It had already become clear that his path to war was in jeopardy when, as the G20 meeting concluded, reports emerged that Obama could not build a new coalition of the willing to take immediate military action. The New York Times notes,
"President Obama ran into an impasse on Friday in his bid to rally international backing for a military strike on Syria as world leaders wrapped up a summit meeting...Mr. Obama emerged with a few supporters but no consensus, as other leaders urged him not to attack without United Nations permission...The failure to forge a stronger coalition here in the face of opposition from the Russian host, President Putin, raised the risks even further for Mr. Obama as he headed home to lobby Congress to give him the backing his international peers would not. It also left Mr. Obama in the awkward position of defending his right to take action largely alone if necessary after campaigning against what he portrayed as the unilateralist foreign policy of his predecessor, George W. Bush."I'm struck by the phrase "defending his right to take action". American presidents have repeatedly defended their right to take action (in the name of freedom, democracy and humanitarianism) for the past 100 years -- a catalogue of war and invasion that has killed millions of innocents around the world (and I'm reminded of the 40 year anniversary of the coup in Chile, and of America's participation in that dreadful event). I've yet to note any revulsion or outrage from President Obama over the deaths of innocents from the US drone campaign in Pakistan, Yemen and Somalia; and meanwhile, civilian death tolls continue to mount in Afghanistan and Iraq.
President Obama's point man on the Syrian issue is none other than Secretary of State John Kerry, a man who proved his own enthusiasm for the killing of innocents in Vietnam. Kerry has elevated the discourse in the usual way, by claiming that Syria's Assad is the reincarnation of Sadam Husein and Adolf Hitler (it is always useful to draw upon the spectre of Nazism, just as George Bush did when he likened Sadam to Hitler in the run-up to the US invasion of Iraq, before ultimately executing him).
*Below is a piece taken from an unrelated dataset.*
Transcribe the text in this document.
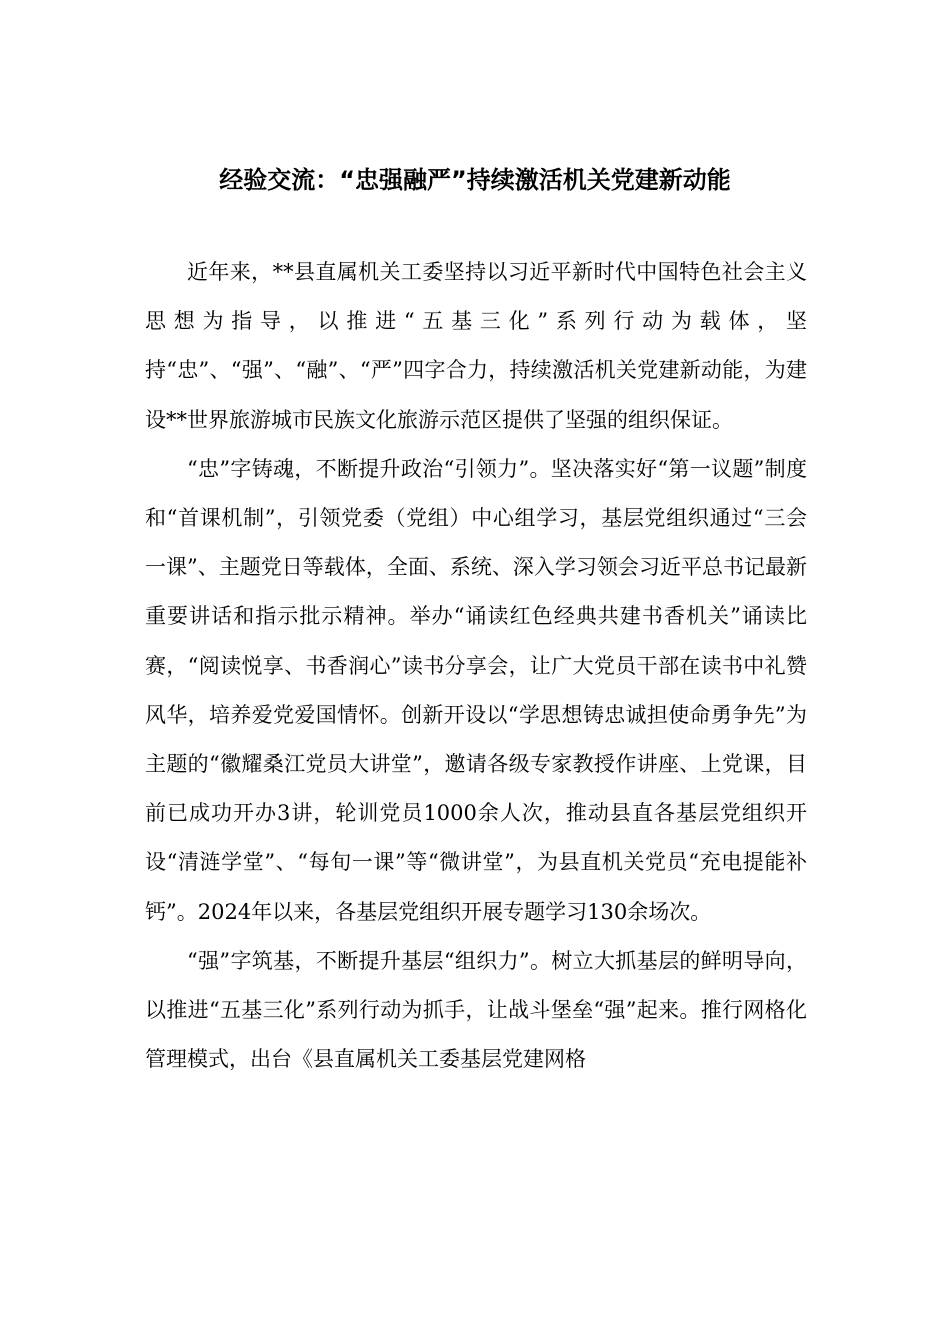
经验交流：“忠强融严”持续激活机关党建新动能

近年来，**县直属机关工委坚持以习近平新时代中国特色社会主义思想为指导，以推进“五基三化”系列行动为载体，坚持“忠”、“强”、“融”、“严”四字合力，持续激活机关党建新动能，为建设**世界旅游城市民族文化旅游示范区提供了坚强的组织保证。

“忠”字铸魂，不断提升政治“引领力”。坚决落实好“第一议题”制度和“首课机制”，引领党委（党组）中心组学习，基层党组织通过“三会一课”、主题党日等载体，全面、系统、深入学习领会习近平总书记最新重要讲话和指示批示精神。举办“诵读红色经典共建书香机关”诵读比赛，“阅读悦享、书香润心”读书分享会，让广大党员干部在读书中礼赞风华，培养爱党爱国情怀。创新开设以“学思想铸忠诚担使命勇争先”为主题的“徽耀桑江党员大讲堂”，邀请各级专家教授作讲座、上党课，目前已成功开办3讲，轮训党员1000余人次，推动县直各基层党组织开设“清涟学堂”、“每旬一课”等“微讲堂”，为县直机关党员“充电提能补钙”。2024年以来，各基层党组织开展专题学习130余场次。

“强”字筑基，不断提升基层“组织力”。树立大抓基层的鲜明导向，以推进“五基三化”系列行动为抓手，让战斗堡垒“强”起来。推行网格化管理模式，出台《县直属机关工委基层党建网格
Now Secretary Kerry warns us,
"This is no time to be silent spectators to slaughter...this is not the time to allow a dictator unfettered use of some of the most heinous weapons on earth."This is, of course, a tactic applied by every US administration since 1940 -- direct a righteous indignation and horror at the acts of others, acts that pale in comparison to those routinely perpetrated by America or its surrogates (see John Pilger's excellent summary of some of the worst American atrocities committed in the last century, and see also this excellent commentary on America's utter hypocrisy regarding the use of chemical weapons). And it's always important to justify any action as being vital to American security, just as its useful to minimize any foreseeable difficulties (reminiscent of the "cakewalk" that was supposed to be Iraq). This is, in fact, exactly the messaging from Secretary Kerry, as reported recently by The Guardian,
Kerry insisted that intervention in Syria was vital to American security. He sought to assuage concerns that it could lead to a lengthy and difficult campaign by saying that any military action would be "targeted and limited but clear and effective" and would not involve "boots on the ground." He said: "We are not talking about going to war, this is not Iraq and it's not Afghanistan. It's not even Libya or Kosovo."You've got to admire the man's deadpan chutzpah: "It's not even Libya or Kosovo." We can only hope so, since the number of dead in Libya has been variously estimated in the tens of thousands, as The Guardian noted at the time,
What is now known...is that while the death toll in Libya when Nato intervened was perhaps around 1,000 - 2,000 (judging by UN estimates), eight months later it is probably more than ten times that figure. Estimates of the numbers of dead over the last eight months -- as Nato leaders vetoed ceasefires and negotiations -- range from 10,000 up to 50,000. The National Transition Council puts the losses at 30,000 dead and 50,000 wounded... Of those, uncounted thousands will be civilians, including those killed by Nato bombing and Nato-backed forces on the ground. The figures dwarf the death tolls in this year's most bloody Arab uprisings, in Syria and Yemen. Nato has not protected civilians in Libya -- it has multiplied the number of deaths, while losing not a single soldier of its own.The results of Western humanitarian (read: military) intervention in Kosovo likewise fails to inspire confidence as we await the first of the "targeted" American strikes in Syria. Human Rights Watch reported in 2000 that the Yugoslav government claimed that NATO was responsible for at least 1,200 and as many as 5,000 civilian deaths. HRW also noted that,
"Once it made the decision to attack Yugoslavia, NATO should have done more to protect civilians. All too often, NATO targeting subjected the civilian population to unacceptable risks."The salient point that emerges from any review of past American humanitarian (read: military) interventions is this -- the very civilians (supposedly) desperate for aid and longing for freedom were generally among the first to die from its application, and in disproportionate numbers. And when the bombing begins, the humanitarian (read: military) forces typically refuse to acknowledge the resulting civilian deaths, though, when forced to, always respond with the same vacuous phrasing -- "we deeply, deeply regret any loss of innocent life". Appropriate, then, that the Nuremberg Tribunal declared aggressive war the ultimate war crime, since all other atrocities (chief among them, civilian casualties) flow from it.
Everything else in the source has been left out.